В 1918 году я два раза бывал у Ильича в Москве в Кремле. Первый раз, 30 июля, беседовали около полутора часов. «У Ильича всегда найдется время для друзей»,— сказал он, когда я, окончив свое дело, хотел уйти, зная, что он занят более важными государственными и другими делами. Его интересовали тогда причины поражения финляндских рабочих в гражданской войне. «Посещайте меня, звоните по номеру 36-182, вас я всегда приму. Ведь теперь наша очередь помочь вам (финнам)»,— говорил мне Ильич. Еще раз, 19 августа, побывал я у Ильича, когда прибывшие в Петроград беженцы-финны начали сильно голодать. Ильич дал нам несколько вагонов хлеба. Больше мне не приходилось его видеть, так как я был командирован на работу в Петроград.

*   * *

Ильича нет... Но он все же жив своими заветами.

«Следуйте нашему примеру»,— он сказал нам, финнам, и только этим путем достигнем мы победы финского рабочего класса и беднейшего крестьянства, и Финляндия будет Советской республикой.

Об Ильиче: Сб. статей, воспоминаний,  документов и   некоторых   материалов Л., 1924. С. 37—42

Примечания:

1. Ленин приехал в Выборг 23 или 24 сентября (6 или 7 октября). Ред.
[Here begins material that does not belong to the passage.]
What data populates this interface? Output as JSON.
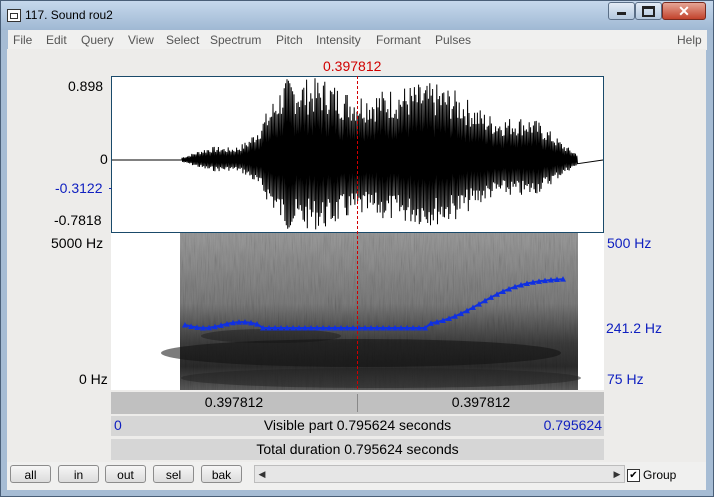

2. Российского телеграфного агентства. Ред.

 

ЛАТУККА (LATUKKA) Юхани К. (1884—1925) — финский журналист, член Финской социал-демократической партии с 1904 г., в дальнейшем — коммунист. У него в Выборге скрывался В. И. Ленин в сентябре 1917 г. После поражения рабочей революции в Финляндии (1918) жил в Петрограде.